Katee Drysdale (left) and Vivian Knee. Photo by James Wirth.

By ROBERT DIGITALE

The junior college boys had their turn. Now it’s time for the university girls to do Shakespeare their way.

The result is an entertaining twist on the Bard of Avon’s comedy “Twelfth Night,” the theatrical season finale for Sonoma State University Theatre Arts.

Santa Rosa Junior College presented “Twelfth Night” in 2016 with an all-male cast. The production, marking the 400th anniversary of Shakespeare’s death, was a nod to those olden days when men and boys played both the male and female roles in the theater.

Now comes a nearly all female cast to tell the tale of a sister and brother shipwrecked and unsure of each other’s fate.

“Twelfth Night” seems to attract such twists in modern casting partly because of the gender mayhem afoot in the story. The sister, Viola, disguises herself as a man in order to gain a position in the court of a wealthy duke. Soon she, the duke and the woman he pines for are caught up together in a triangle where each one loves another and no two love each other.
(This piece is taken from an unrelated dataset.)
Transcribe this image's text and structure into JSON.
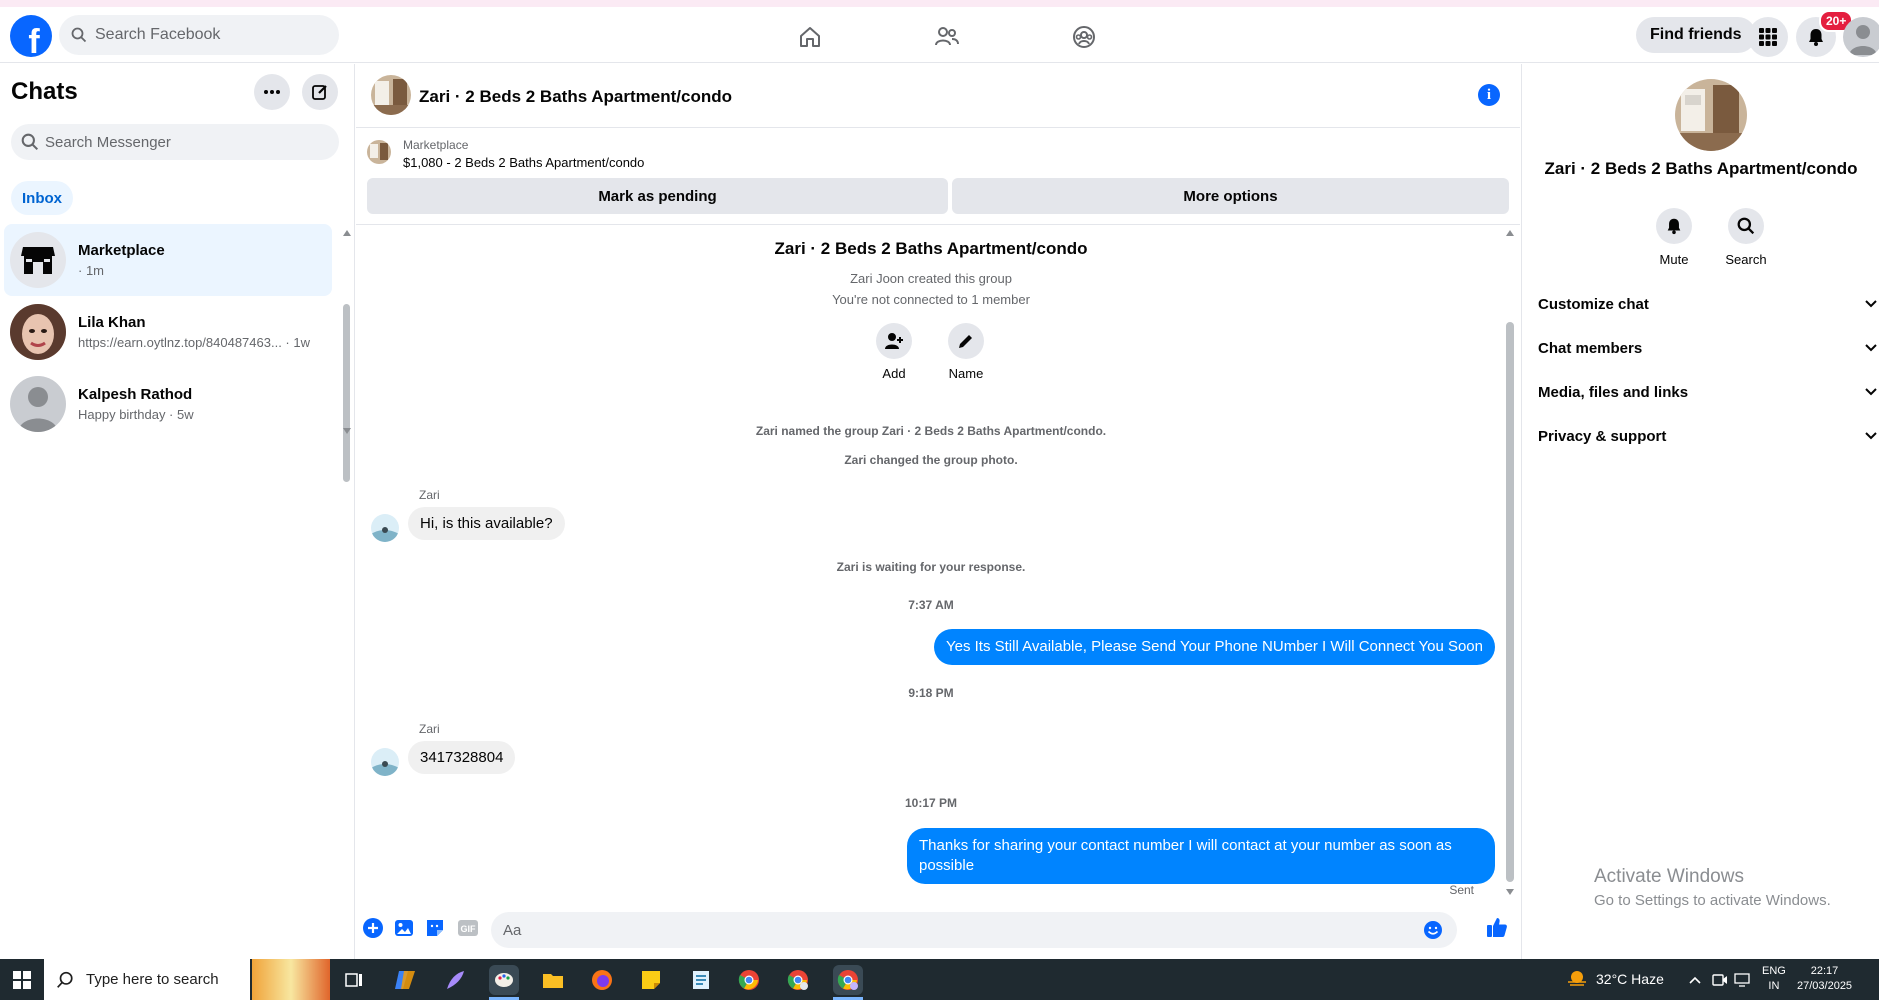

Viola loves the duke Orsino, who loves the Countess Olivia, who loves Cesario, who is actually Viola in disguise.

As director Paul Draper wrote concerning the playwright’s original male cast, “What might Shakespeare have been encoding in the role of Viola, a woman played by a man dressed as a woman disguised as a man?” Without giving away too much, let it be said that the production will explore what Draper described as “questions of desire and identity.”

With false mustaches and slicked-down hair at the ready, the main actors each get their moments to shine: Olivia (Vivian Knee) wooing Cesario/Viola; Viola (Katee Drysdale) and Sir Andrew Aguecheek (Karina Pugh) frantically trying to avoid dueling each other; and steward Malvolio (Adrianna Lazar) puffing up when maliciously tricked into believing that the countess loves him.

Bailey McAfee (front) and Vivian Knee. Photo by James Wirth.

A highlight is Bailey McAfee as the clown Feste. The role offers some big comic moments, and she makes the most of them. She also has a knockout voice for the ballads she sings.

Peter Crompton’s set is a treat for the eyes. He has placed the action in a Mediterranean setting of free-standing (or leaning) columned buildings interspersed with two giant statues and an earth-tone checkerboard of pavement.

The play is set in the 1920s.

A tip of the hat to the remaining cast members: Kimberly Colisch, Shelby Snead, Meghan Muller, Régine Danaé, Natasha Potts, Aliya Bacal Peterson, Riley Spindler, Rae Veraflor, Victoria Saitz, and Reilly Milton.